I would say- as a viewer- SBS was too quick to dance on the grave that they had dug for David and Margaret, anyway. And they went too far in the opposite direction. And if I were SBS I would have left the slate blank for a full year. I think they waited for four or five months.

Two months.

Two months, did they? Look, as a non-New South Wales person, I see there are certain types of Australian TV as being way too Sydney. And the all-new Movie Show, whatever year that was, it was too Sydney and God knows what a movie fan in Bendigo or Freo or Kalgoorlie would not have a clue about a lot of the reference points that the new critics were talking about and where they were positioning themselves. It was too much of the wrong thing, too soon.

Some TV reviewers and audience members felt they were a little too precious, citing one of the reviewers commenting that The Cinderella Man (a film that you said was good, not great) made their skin “crawl”. In this regard, what do you think a film reviewer has to be to an audience? What is an audience looking out of that?

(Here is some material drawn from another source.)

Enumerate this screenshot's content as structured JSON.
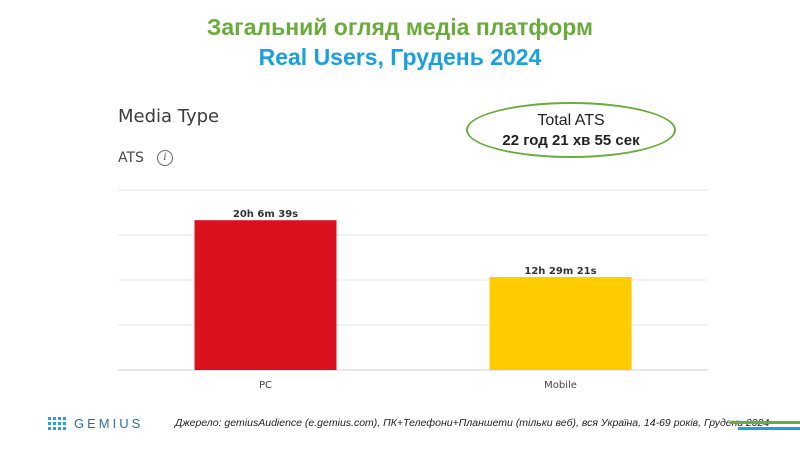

I don’t know. I have no problem with that particular review of The Cinderella Man. If the guy or the girl in that case is being honest, by all means say it. In terms of the responsibility to the viewer or reader or listener or whatever, if they can get the vibe from you that you are being honest and expressing your opinion- and being as justifiable and honest about your opinion as possible- that is about as much as you can do. And if they like it, they like it and if they don’t, they don’t. I will say myself, as a reader, I like reading reviews that I do not understand or do not relate to, but if it is written with a purity or a tainted honesty or whatever- if they can put themselves in the charcoal- I will tip my head to them every time. I will always tip my head to Jim Schembri, The Age’s Jim Schembri, because Jim Schembri is a master of throwing himself under a bus for no apparent reason, dusting himself off and then doing it again the next week. And, when I say I don’t read Australian critics, I always read Jim Schembri.

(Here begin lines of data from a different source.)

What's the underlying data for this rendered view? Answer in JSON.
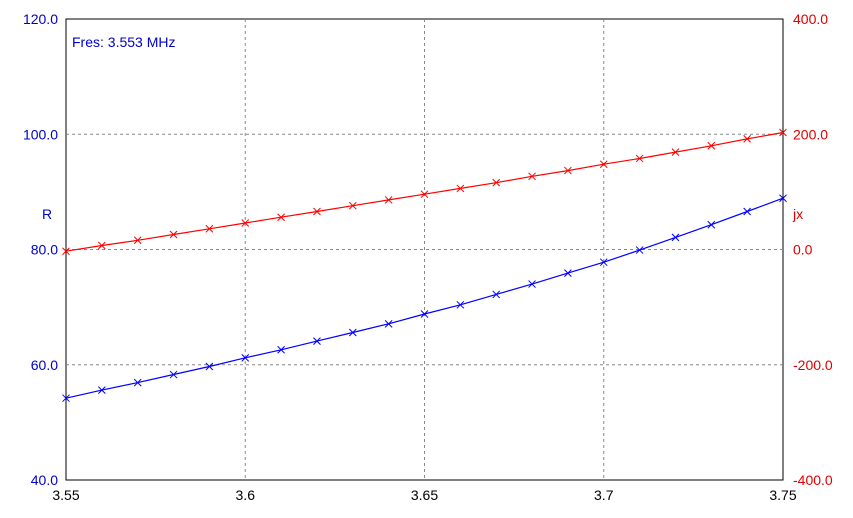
{
  "chart_data": {
    "type": "line",
    "annotation": "Fres: 3.553 MHz",
    "xlim": [
      3.55,
      3.75
    ],
    "x_ticks": [
      "3.55",
      "3.6",
      "3.65",
      "3.7",
      "3.75"
    ],
    "y_left": {
      "label": "R",
      "lim": [
        40.0,
        120.0
      ],
      "ticks": [
        "40.0",
        "60.0",
        "80.0",
        "100.0",
        "120.0"
      ],
      "color": "#0000cc"
    },
    "y_right": {
      "label": "jx",
      "lim": [
        -400.0,
        400.0
      ],
      "ticks": [
        "-400.0",
        "-200.0",
        "0.0",
        "200.0",
        "400.0"
      ],
      "color": "#e00000"
    },
    "grid": true,
    "x": [
      3.55,
      3.56,
      3.57,
      3.58,
      3.59,
      3.6,
      3.61,
      3.62,
      3.63,
      3.64,
      3.65,
      3.66,
      3.67,
      3.68,
      3.69,
      3.7,
      3.71,
      3.72,
      3.73,
      3.74,
      3.75
    ],
    "series": [
      {
        "axis": "left",
        "color": "#0000ff",
        "values": [
          54.2,
          55.6,
          56.9,
          58.3,
          59.7,
          61.2,
          62.6,
          64.1,
          65.6,
          67.1,
          68.8,
          70.4,
          72.2,
          74.0,
          75.9,
          77.8,
          79.9,
          82.1,
          84.3,
          86.6,
          88.9
        ]
      },
      {
        "axis": "right",
        "color": "#ff0000",
        "values": [
          -3,
          7,
          16,
          26,
          36,
          46,
          56,
          66,
          76,
          86,
          96,
          106,
          116,
          127,
          137,
          148,
          158,
          169,
          180,
          192,
          203
        ]
      }
    ]
  }
}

Last question. When a lot of students start to write reviews, they try and take a more formalist approach- trying to intellectualise their feelings and give these broad, sweeping statements about the film, as if it is some kind of essay. Gene Siskel said much the same here. What advice do you give students in writing criticism?

The beauty about writing about films is that you do not need a formalist, structured approach. You can use a wide array of writing skills. You don’t have to do a kind of call-and-response of the plot, who directed it, who is starring in it. You can make all kinds of bizarre analogies. To use an example: the guy from Time when he was writing about TV when he should have been writing about film. What was that film again?

It was State of Play.

State of Play. Because of the myriad of elements that it takes to make a film, you should mirror that with your writing and checkerboard it and quilt it any way that you see fit. As long as it is legible, readable and your voice comes through, I think that is 90% of the work right there.